Ondanks de globale wetenschappelijke consensus dat de klimaatcrisis een enorm probleem vormt (IPCC, WWF), wordt deze momenteel nog steeds onvoldoende als een politieke prioriteit beschouwd. Nochtans kan het niet genoeg herhaald worden dat er, naast het risico op een oncontroleerbare klimaatchaos, nog vele andere goede redenen zijn om geleidelijk aan af te kicken van onze voortdurende honger naar fossiele en andere niet-hernieuwbare brandstoffen: deze maken ons niet alleen afhankelijk van import en dus (soms onstabiele) buitenlandse regimes, maar – nog vele malen belangrijker – ze zijn niet oneindig. Het zijn geologische reserves die helaas niet meegroeien met de jaarlijkse economische groeicijfers. Op zoek gaan naar schone en hernieuwbare alternatieven zou als dusdanig zelfs kunnen getuigen van ‘gezond verstand’.

Bovendien ontstaan er hierdoor ook enorme economische kansen voor het creëren van nieuwe schone én duurzame jobs. Wanneer de werkgelegenheid omwille van een economische crisis acuut bedreigd wordt, is de politieke klasse wereldwijd blijkbaar in staat om in te grijpen en snelle beslissingen te nemen ter waarde van honderden miljarden euro’s. Het is jammer dat dezelfde ‘sense of urgency’ (nog) niet bestaat t.a.v. het klimaatprobleem. Nochtans hoeft een oplossing voor de huidige economische malaise een oplossing voor de ecologische crisis niet in de weg te staan, en zijn er integendeel zelfs synergieën mogelijk. Aangezien banken en industrie tegenwoordig om de haverklap een beroep doen op de eens zo bekritiseerde overheid om hen bij te springen met leningen of waarborgen, ontstaan er goede opportuniteiten om het toekomstige industriële beleid meer nog dan vandaag te beïnvloeden. Zo zou men t.a.v. de auto-industrie bijvoorbeeld concrete milieuvoorwaarden kunnen koppelen aan het geld dat wordt uitgeleend, bv. om dit enkel te investeren in de ontwikkeling van zuinige en emissie-arme auto’s – en niét in het zoveelste 4x4-model.

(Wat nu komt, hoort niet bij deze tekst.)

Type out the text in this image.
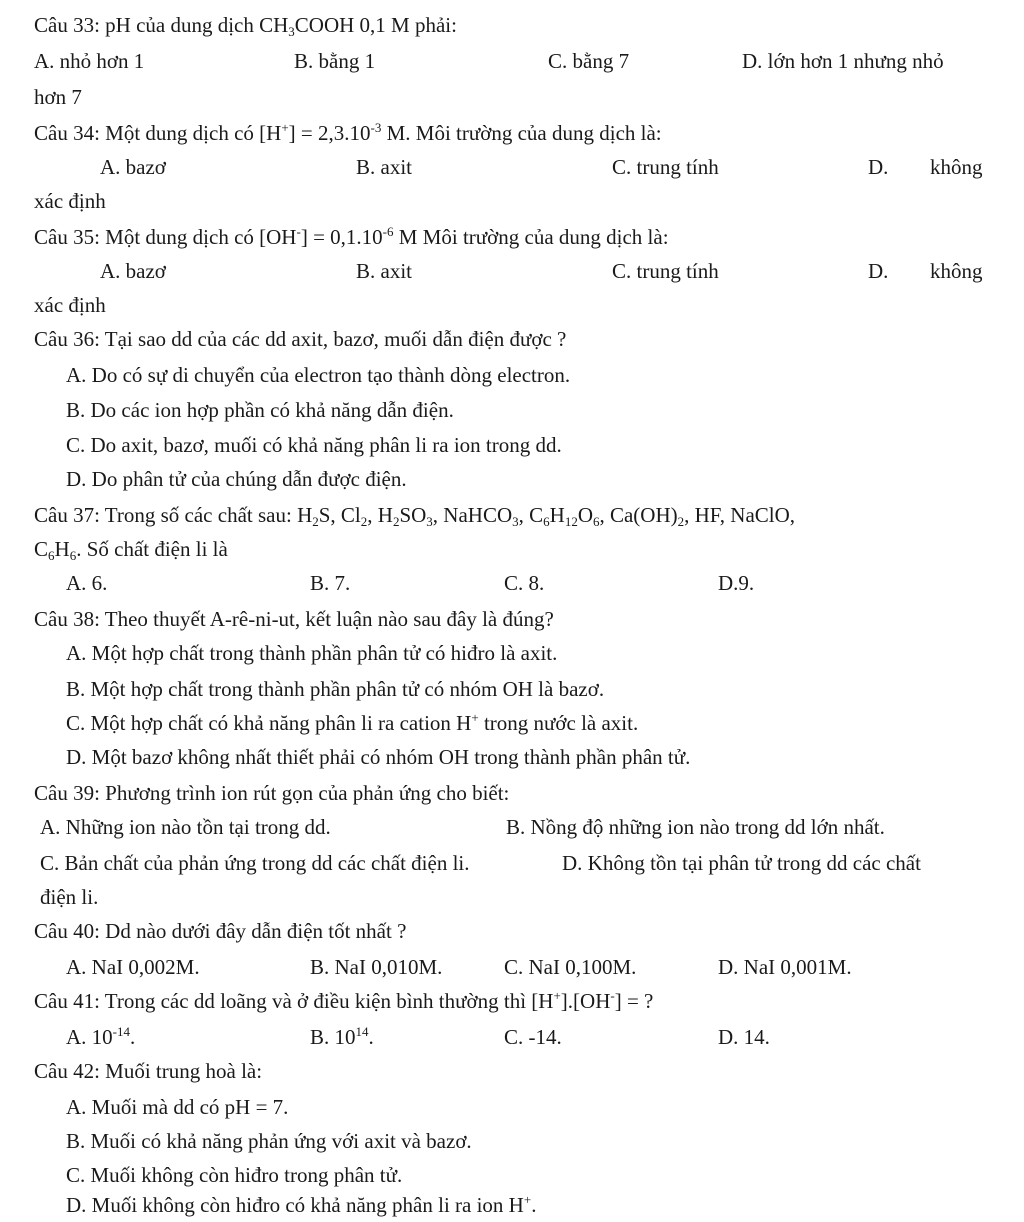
Câu 33: pH của dung dịch $CH_3COOH$ 0,1 M phải:
A. nhỏ hơn 1	B. bằng 1	C. bằng 7	D. lớn hơn 1 nhưng nhỏ
hơn 7
Câu 34: Một dung dịch có $[H^+] = 2,3.10^{-3}$ M. Môi trường của dung dịch là:
A. bazơ	B. axit	C. trung tính	D. không
xác định
Câu 35: Một dung dịch có $[OH^-] = 0,1.10^{-6}$ M Môi trường của dung dịch là:
A. bazơ	B. axit	C. trung tính	D. không
xác định
Câu 36: Tại sao dd của các dd axit, bazơ, muối dẫn điện được ?
A. Do có sự di chuyển của electron tạo thành dòng electron.
B. Do các ion hợp phần có khả năng dẫn điện.
C. Do axit, bazơ, muối có khả năng phân li ra ion trong dd.
D. Do phân tử của chúng dẫn được điện.
Câu 37: Trong số các chất sau: $H_2S$, $Cl_2$, $H_2SO_3$, NaHCO$_3$, $C_6H_{12}O_6$, $Ca(OH)_2$, HF, NaClO,
$C_6H_6$. Số chất điện li là
A. 6.	B. 7.	C. 8.	D.9.
Câu 38: Theo thuyết A-rê-ni-ut, kết luận nào sau đây là đúng?
A. Một hợp chất trong thành phần phân tử có hiđro là axit.
B. Một hợp chất trong thành phần phân tử có nhóm OH là bazơ.
C. Một hợp chất có khả năng phân li ra cation H+ trong nước là axit.
D. Một bazơ không nhất thiết phải có nhóm OH trong thành phần phân tử.
Câu 39: Phương trình ion rút gọn của phản ứng cho biết:
A. Những ion nào tồn tại trong dd.	B. Nồng độ những ion nào trong dd lớn nhất.
C. Bản chất của phản ứng trong dd các chất điện li.	D. Không tồn tại phân tử trong dd các chất
điện li.
Câu 40: Dd nào dưới đây dẫn điện tốt nhất ?
A. NaI 0,002M.	B. NaI 0,010M.	C. NaI 0,100M.	D. NaI 0,001M.
Câu 41: Trong các dd loãng và ở điều kiện bình thường thì [H+].[OH-] = ?
A. $10^{-14}$.	B. $10^{14}$.	C. -14.	D. 14.
Câu 42: Muối trung hoà là:
A. Muối mà dd có pH = 7.
B. Muối có khả năng phản ứng với axit và bazơ.
C. Muối không còn hiđro trong phân tử.
D. Muối không còn hiđro có khả năng phân li ra ion H+.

Sommigen zullen beweren dat dergelijke milieumaatregelen raken aan de individuele vrijheid of er zelfs een regelrechte bedreiging voor vormen. Wij zijn het eens met wie beweert dat iedereen die de vrijheid genegen is, vandaag oprecht bezorgd zou moeten zijn, maar dan om minder voor de hand liggende redenen. Om te beginnen is onze economie helaas nog steeds zo georganiseerd dat de werkelijke kostprijs van vele producten en diensten (op het vlak van milieuvervuiling, stijgende gezondheidskosten…) niet weerspiegeld wordt in de prijs die er door de eindgebruiker voor wordt betaald. Deze kosten zullen echter wel ooit door ‘iemand’, ‘ergens ter wereld’ betaald worden. Daarenboven wordt de beperkte fysische draagkracht van het ecosysteem ‘Aarde’ en de schaal van veel ecologische problemen, te vaak uit het oog verloren. Het Westerse maatschappelijke model oefent immers een sterke en legitieme aantrekkingskracht uit op iedere wereldburger. Aangezien dit model gebaseerd is op een ongebreidelde consumptie die op haar beurt draait op een economie die nog altijd een onverzadigbare drang naar grondstoffen heeft, kùnnen de ontwikkelings- en transitielanden dit model onmogelijk overnemen: de gelimiteerde draagkracht van onze planeet laat dit niet toe. Als we – allicht voor het eerst in de geschiedenis – beseffen dat de aarde één eco-systeem vormt, dienen we te erkennen dat nu ook op wereldschaal de vrijheid van het ene individu aan dat van het andere raakt. Onze ‘vrijheid’ om naar eigen goeddunken en aan het huidige tempo natuurlijke rijkdommen te blijven consumeren beperkt voortdurend enerzijds de vrijheid van onze tijdgenoten om hetzelfde te doen maar anderzijds ook deze van toekomstige generaties, hier én in het buitenland. Tenzij men gaat beweren dat het ene individu nu eenmaal recht heeft op een ruimere mate van vrijheid dan het andere, zou iedereen die zich ‘liberaal’ noemt, zich hierdoor aangesproken moeten voelen.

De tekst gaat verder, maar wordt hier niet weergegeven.